O governo inactivo

O governo de Hong Kong resolveu diminuir os dias de quarentena obrigatória para quem entra na cidade de 21 dias para 14. Imediatamente, o governo de Macau veio a terreiro sublinhar que por aqui tudo continuaria na mesma, ou seja, três semanas num hotel definido pelas autoridades, sem possibilidade de escolha para quem regressa da Europa.

Não debaterei aqui a cientificidade destas diferentes escolhas e posturas exactamente porque não sou cientista. Aliás, o combate ao covid-19 em Macau tem-se saldado por um grande sucesso. Aparentemente. E aparentemente porque a doença não se combate apenas através de uma política de zero casos mas, sobretudo, criando condições para que a doença não encontre modo de se propagar com resultados mortais ou graves para os seres humanos.

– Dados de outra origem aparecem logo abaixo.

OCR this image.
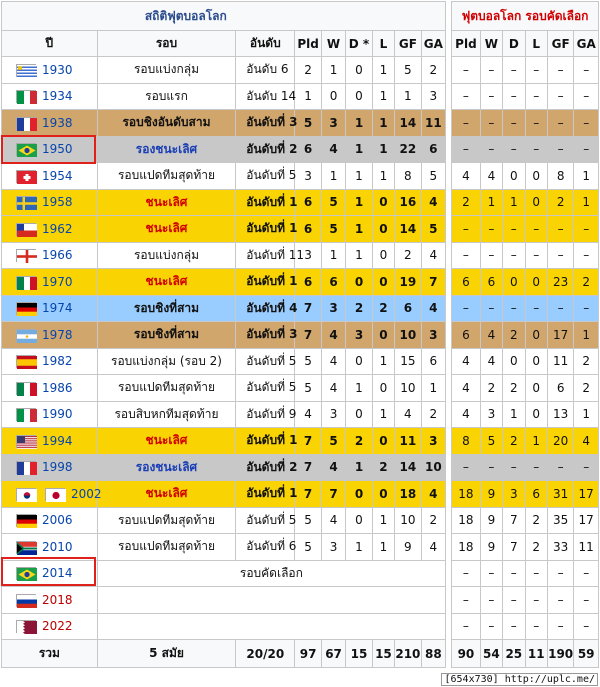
			สถิติฟุตบอลโลก							ฟุตบอลโลก รอบคัดเลือก					
ปี	รอบ	อันดับ	Pld	W	D *	L	GF	GA		Pld	W	D	L	GF	GA

1930	รอบแบ่งกลุ่ม	อันดับ 6	2	1	0	1	5	2		–	–	–	–	–	–

1934	รอบแรก	อันดับ 14	1	0	0	1	1	3		–	–	–	–	–	–

1938	รอบชิงอันดับสาม	อันดับที่ 3	5	3	1	1	14	11		–	–	–	–	–	–

1950	รองชนะเลิศ	อันดับที่ 2	6	4	1	1	22	6		–	–	–	–	–	–

1954	รอบแปดทีมสุดท้าย	อันดับที่ 5	3	1	1	1	8	5		4	4	0	0	8	1

1958	ชนะเลิศ	อันดับที่ 1	6	5	1	0	16	4		2	1	1	0	2	1

1962	ชนะเลิศ	อันดับที่ 1	6	5	1	0	14	5		–	–	–	–	–	–

1966	รอบแบ่งกลุ่ม	อันดับที่ 11	3	1	1	0	2	4		–	–	–	–	–	–

1970	ชนะเลิศ	อันดับที่ 1	6	6	0	0	19	7		6	6	0	0	23	2

1974	รอบชิงที่สาม	อันดับที่ 4	7	3	2	2	6	4		–	–	–	–	–	–

1978	รอบชิงที่สาม	อันดับที่ 3	7	4	3	0	10	3		6	4	2	0	17	1

1982	รอบแบ่งกลุ่ม (รอบ 2)	อันดับที่ 5	5	4	0	1	15	6		4	4	0	0	11	2

1986	รอบแปดทีมสุดท้าย	อันดับที่ 5	5	4	1	0	10	1		4	2	2	0	6	2

1990	รอบสิบหกทีมสุดท้าย	อันดับที่ 9	4	3	0	1	4	2		4	3	1	0	13	1

1994	ชนะเลิศ	อันดับที่ 1	7	5	2	0	11	3		8	5	2	1	20	4

1998	รองชนะเลิศ	อันดับที่ 2	7	4	1	2	14	10		–	–	–	–	–	–

2002	ชนะเลิศ	อันดับที่ 1	7	7	0	0	18	4		18	9	3	6	31	17

2006	รอบแปดทีมสุดท้าย	อันดับที่ 5	5	4	0	1	10	2		18	9	7	2	35	17

2010	รอบแปดทีมสุดท้าย	อันดับที่ 6	5	3	1	1	9	4		18	9	7	2	33	11

2014	รอบคัดเลือก									–	–	–	–	–	–

2018										–	–	–	–	–	–

2022										–	–	–	–	–	–
รวม	5 สมัย	20/20	97	67	15	15	210	88		90	54	25	11	190	59
[654x730] http://uplc.me/
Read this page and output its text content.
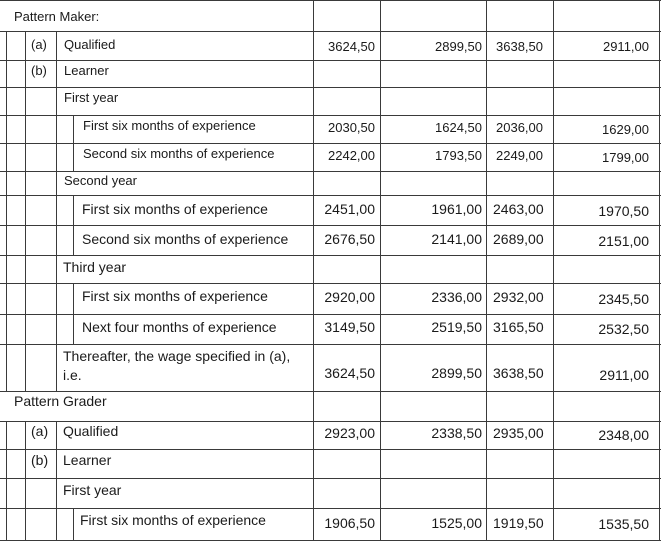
Pattern Maker:
(a) Qualified	3624,50	2899,50 3638,50	2911,00
(b) Learner
First year
First six months of experience	2030,50	1624,50 2036,00	1629,00
Second six months of experience	2242,00	1793,50 2249,00	1799,00
Second year
First six months of experience	2451,00	1961,00 2463,00	1970,50
Second six months of experience	2676,50	2141,00 2689,00	2151,00
Third year
First six months of experience	2920,00	2336,00 2932,00	2345,50
Next four months of experience	3149,50	2519,50 3165,50	2532,50
Thereafter, the wage specified in (a), i.e.	3624,50	2899,50 3638,50	2911,00
Pattern Grader
(a) Qualified	2923,00	2338,50 2935,00	2348,00
(b) Learner
First year
First six months of experience	1906,50	1525,00 1919,50	1535,50
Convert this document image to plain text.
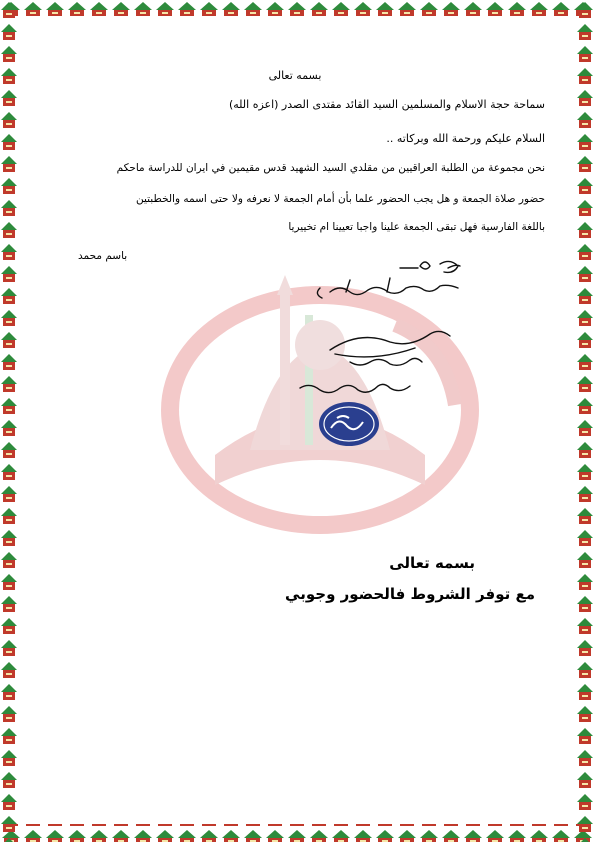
بسمه تعالى
سماحة حجة الاسلام والمسلمين السيد القائد مقتدى الصدر (اعزه الله)
السلام عليكم ورحمة الله وبركاته ..
نحن مجموعة من الطلبة العراقيين من مقلدي السيد الشهيد قدس مقيمين في ايران للدراسة ماحكم
حضور صلاة الجمعة و هل يجب الحضور علما بأن أمام الجمعة لا نعرفه ولا حتى اسمه والخطبتين
باللغة الفارسية فهل تبقى الجمعة علينا واجبا تعيينا ام تخييريا
باسم محمد
بسمه تعالى
مع توفر الشروط فالحضور وجوبي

E que condições são estas? Parece ser já corrente na comunidade científica e na maior parte dos países que a condição fundamental para sair deste pesadelo é a vacinação. De facto, as vacinas têm transformado, na maior parte dos casos, aquilo que era uma doença mortal ou grave, numa gripe que não obriga a internamentos e que desaparece ao fim de alguns dias. É por isso que países como a França, a Alemanha ou a Áustria tomaram medidas que, praticamente, tornam a vacina obrigatória, quando não mesmo compulsiva. Quem não estiver vacinado não deveria entrar em restaurantes, em supermercados, em transportes públicos, em concertos, em edifícios públicos, etc..

E, neste ponto, a acção (ou melhor, a não-acção) do governo de Macau surge aos olhos de muitos como incompreensível e mesmo difícil de aceitar tendo em conta as dificuldades que a maior parte das gentes deste território atravessa devido à actual situação. O covid-19 só será derrotado, como o foi a poliomielite por exemplo, através da vacinação. Qualquer outra esperança não terá quaisquer resultados pois o vírus continuará sempre a espalhar-se até não encontrar lugar onde se estabelecer, ou seja, no corpo dos não-vacinados.

A inacção do governo de Macau em relação às vacinas vai fazer com que o problema por aqui nunca acabe. Ho Iat Seng deu o exemplo e foi dos primeiros a ser vacinado, mas o seu exemplo não foi seguido, o que também pode significar que a população não confia inteiramente nem nas vacinas nem no Chefe do Executivo. Não houve uma campanha decente, nem indecente. Não houve o cuidado de pôr as associações a contribuir para a vacinação. Não se criou uma onda de responsabilização cívica que levasse as pessoas a vacinarem-se. E, sobretudo, não se dificulta a vida aos não vacinados com medidas efectivas.

Não me venham com discursos sobre a liberdade de cada um. Esta acaba onde começa a liberdade dos outros, que têm o direito de não serem contagiados e de quererem retomar a sua vida normal. Como todos sabem, felizmente existem vacinas obrigatórias para frequentar as escolas e ninguém se abespinha. Graças a elas, muitas doenças foram erradicadas e muitos dos que não se querem vacinar estão hoje vivos.

No dia em que Macau abrir as suas portas ao mundo, o covid-19 aqui entrará alegremente. E essa alegria decorre do facto de encontrar imensos corpos não vacinados. Enquanto o governo da RAEM não tomar medidas mais severas, muita gente entende que não se deve vacinar. Por quê? Na maior parte dos casos, por mero provincianismo, noutros por egoísmo, mas a maior parte porque não vê vantagens nisso. E dizem: “Eu não penso sair de Macau, porque me hei-de vacinar?” Como se a questão fosse individual e não colectiva. E o governo, que tanto defende que os direitos colectivos se devem sobrepor aos individuais, neste caso fica de braços cruzados à espera que passe. Assim, não passará.